Wall Street Bets Big: TSLA Stock Could Be Worth $800

Tesla (TSLA) is back at square one. After rocketing from $254 to $488 in just over a month after the presidential election, the Trump-fueled rally that pushed TSLA’s market cap to $1.6 trillion has since crashed 50% bringing the stock back to its starting point. 

Elon Musk’s close ties failed to hold and the rally fizzled fast. Now, though, Morgan Stanley’s (MS) Adam Jonas is waving a bullish flag, calling for TSLA to hit $800 in the next 12 months – a 222% surge.

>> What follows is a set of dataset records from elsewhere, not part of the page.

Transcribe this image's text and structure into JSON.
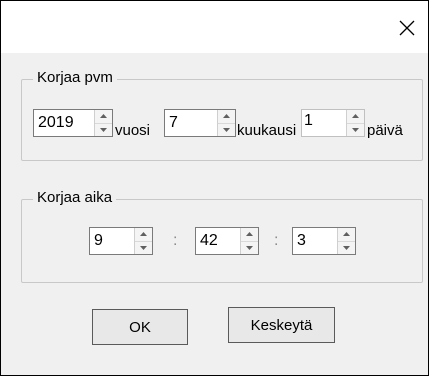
{
  "date_group": {
    "label": "Korjaa pvm",
    "fields": [
      {
        "value": "2019",
        "unit": "vuosi"
      },
      {
        "value": "7",
        "unit": "kuukausi"
      },
      {
        "value": "1",
        "unit": "päivä"
      }
    ]
  },
  "time_group": {
    "label": "Korjaa aika",
    "fields": [
      {
        "value": "9"
      },
      {
        "value": "42"
      },
      {
        "value": "3"
      }
    ],
    "separator": ":"
  },
  "buttons": {
    "ok_label": "OK",
    "cancel_label": "Keskeytä"
  },
  "icons": {
    "close": "close-icon",
    "spin_up": "chevron-up-icon",
    "spin_down": "chevron-down-icon"
  }
}
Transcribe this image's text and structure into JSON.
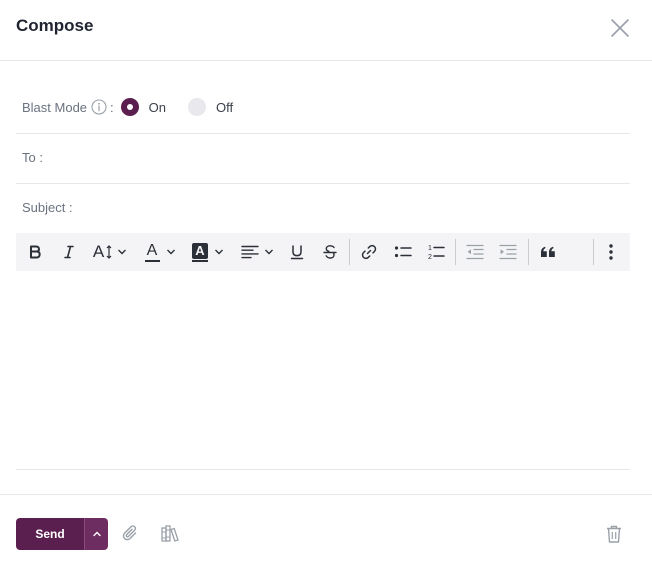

Should investors hop aboard the Tesla train or avoid the trap?

Boom To Bust

Post-election, TSLA soared on the Musk-Trump bromance, with investors banking on his role in the Department of Government Efficiency (DOGE) and tariff protections. But reality hit hard: fourth-quarter deliveries slumped to 495,600 vehicles, a 5.5% year-over-year decline that missed growth targets. European sales tanked, China demand dropped 45%, and a partisan backlash wiped out gains. The stock is back to pre-election levels, and the EV market is cooling fast.

Morgan Stanley’s Big Bet

Jonas isn’t fazed. He sees Tesla morphing into an “embodied AI compounder,” not just a carmaker. His $800 call rests on AI breakthroughs, energy growth, and a robotaxi empire – some 7.5 million units by 2040, raking in $1.46 per passenger mile at 29% margins. A robotaxi unveil and Musk’s upcoming AI/Humanoid Day could light the fuse. His base case is $430, but $800 is a bet on software and services eclipsing EVs. It’s a $2.6 trillion vision, though not the same as Cathie Wood’s wild-eyed $2,600-by-2029 call.

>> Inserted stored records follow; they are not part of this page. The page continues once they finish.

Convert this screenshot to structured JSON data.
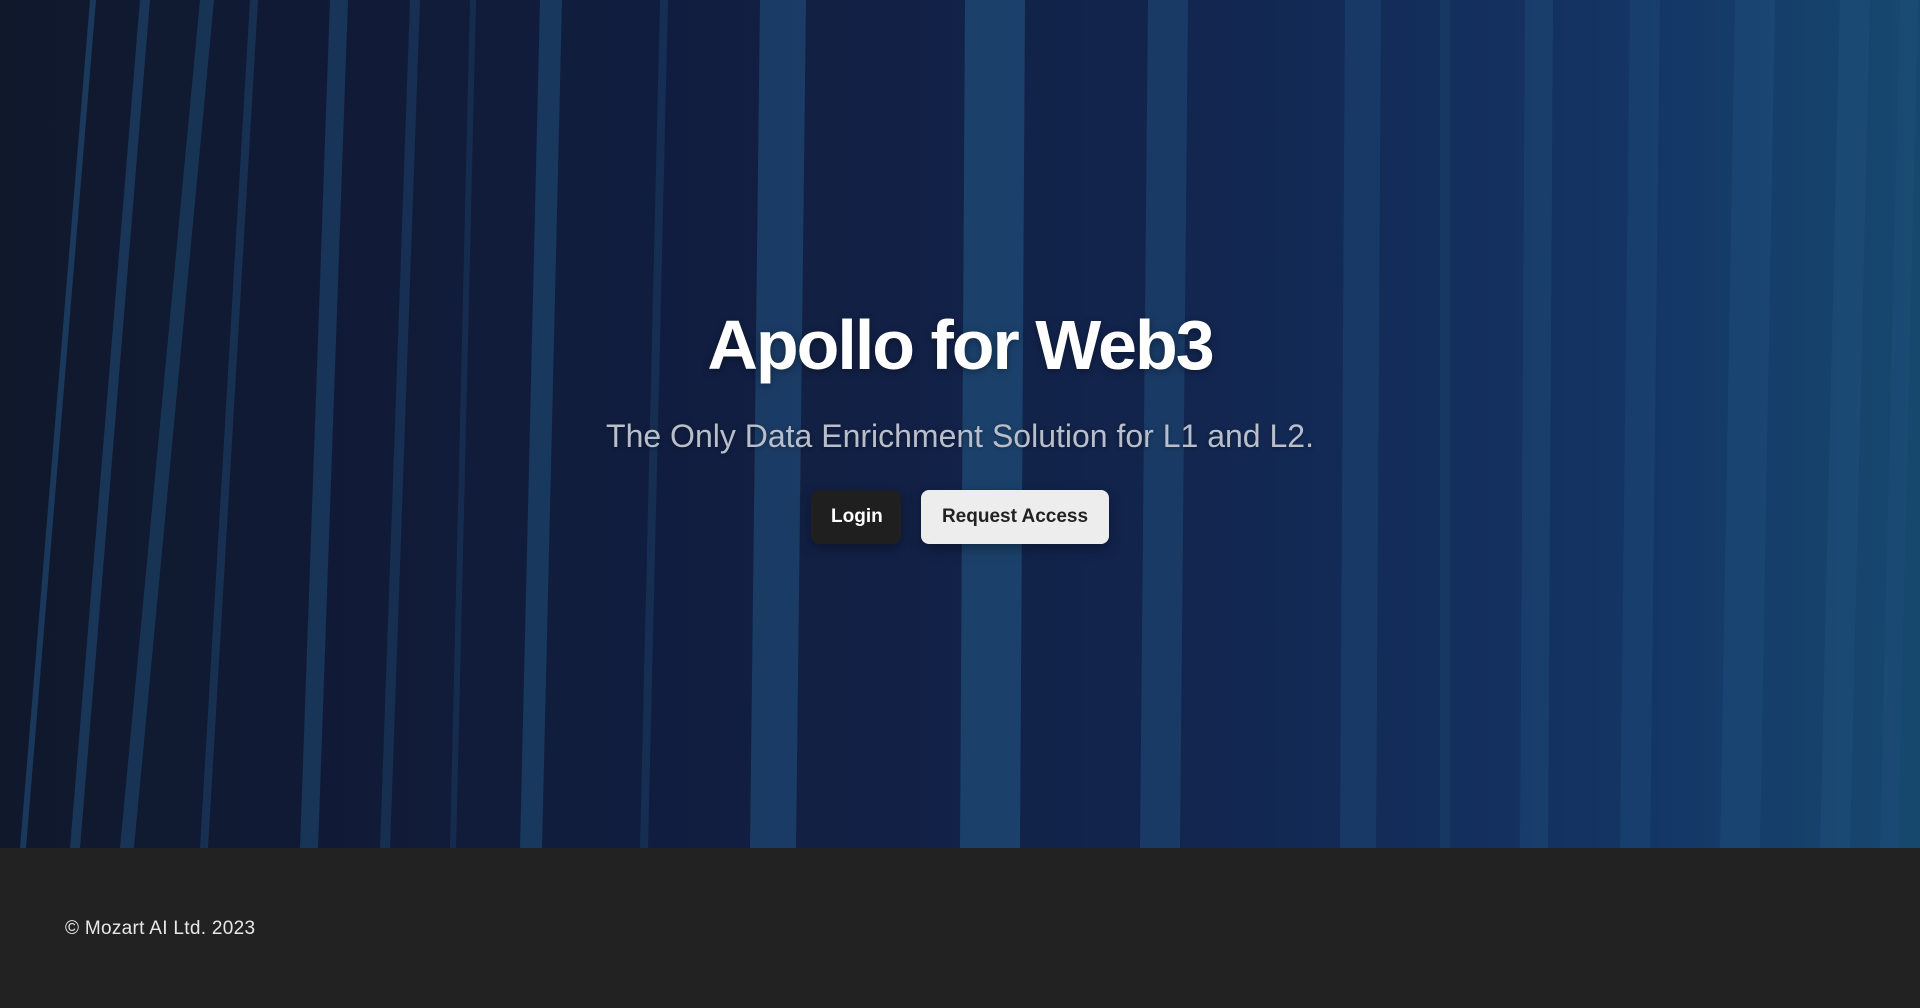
{
  "hero": {
    "title": "Apollo for Web3",
    "subtitle": "The Only Data Enrichment Solution for L1 and L2.",
    "login_label": "Login",
    "request_access_label": "Request Access"
  },
  "footer": {
    "copyright": "© Mozart AI Ltd. 2023"
  },
  "colors": {
    "footer_bg": "#222222",
    "login_bg": "#1f1f1f",
    "request_bg": "#ededed",
    "stripe": "#2a6aa0"
  }
}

Risks Galore Before Reaching The Goal

Tesla, though, is stumbling. China’s sales slump and brand “degradation” hit hard, with analysts at Stifel saying Democrats’ have flipped on the EV maker and no longer view the brand favorably. Republicans, on the other hand, now love Tesla even more, but the split still stings.

Tesla is spending heavily on AI and its gigafactories while its “supervised” Full Self-Driving lags behind peers like Waymo, which was reporting 150,000 weekly paid trips in December. And Trump’s tariffs are inviting retaliation, threatening Tesla’s global supply chain. Jonas admits there is a $200 bear case to be made if these pile up.

Buy Or Bail?

At $248 today, a climb to $430 nearly doubles your money. An $800 price tag more than triples it. Even the consensus one-year analyst price target of $340 per share screams upside. But Musk is manic and the DOGE gig is taking up a lot of his time, creating “great difficulty” for him in running his many enterprises. Tesla’s first-quarter earnings report next month could be a make-or-break moment for the EV stock.

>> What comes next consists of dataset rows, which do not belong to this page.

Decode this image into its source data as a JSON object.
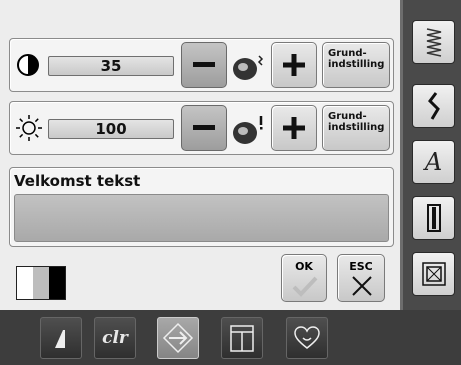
{
  "contrast": {
    "value": "35",
    "minus_icon": "minus",
    "plus_icon": "plus",
    "default_label": "Grund-\nindstilling"
  },
  "brightness": {
    "value": "100",
    "minus_icon": "minus",
    "plus_icon": "plus",
    "default_label": "Grund-\nindstilling"
  },
  "welcome": {
    "title": "Velkomst tekst",
    "text": ""
  },
  "dialog": {
    "ok_label": "OK",
    "esc_label": "ESC"
  },
  "sidebar": {
    "items": [
      "stitch-pattern-icon",
      "stitch-icon",
      "alphabet-icon",
      "buttonhole-icon",
      "quilt-icon",
      "setup-icon"
    ],
    "alphabet_glyph": "A"
  },
  "toolbar": {
    "clr_label": "clr",
    "items": [
      "presser-foot-icon",
      "clear-icon",
      "arrow-icon",
      "memory-icon",
      "favorite-icon"
    ]
  },
  "colors": {
    "panel": "#ededed",
    "frame": "#4a4a4a",
    "selected": "#8a8a8a"
  }
}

For the adventurous sort, buying now bets on the catalysts Jonas calls out reigniting the spark for new gains, but waiting is the smarter choice. Delivery trends and FSD clarity are weeks away. Morgan Stanley’s $800 is bold, but Tesla’s sales woes, brand rift, and tech hurdles make it a gamble, not a surefire reason to jump in today. Patience could mean dodging a bullet.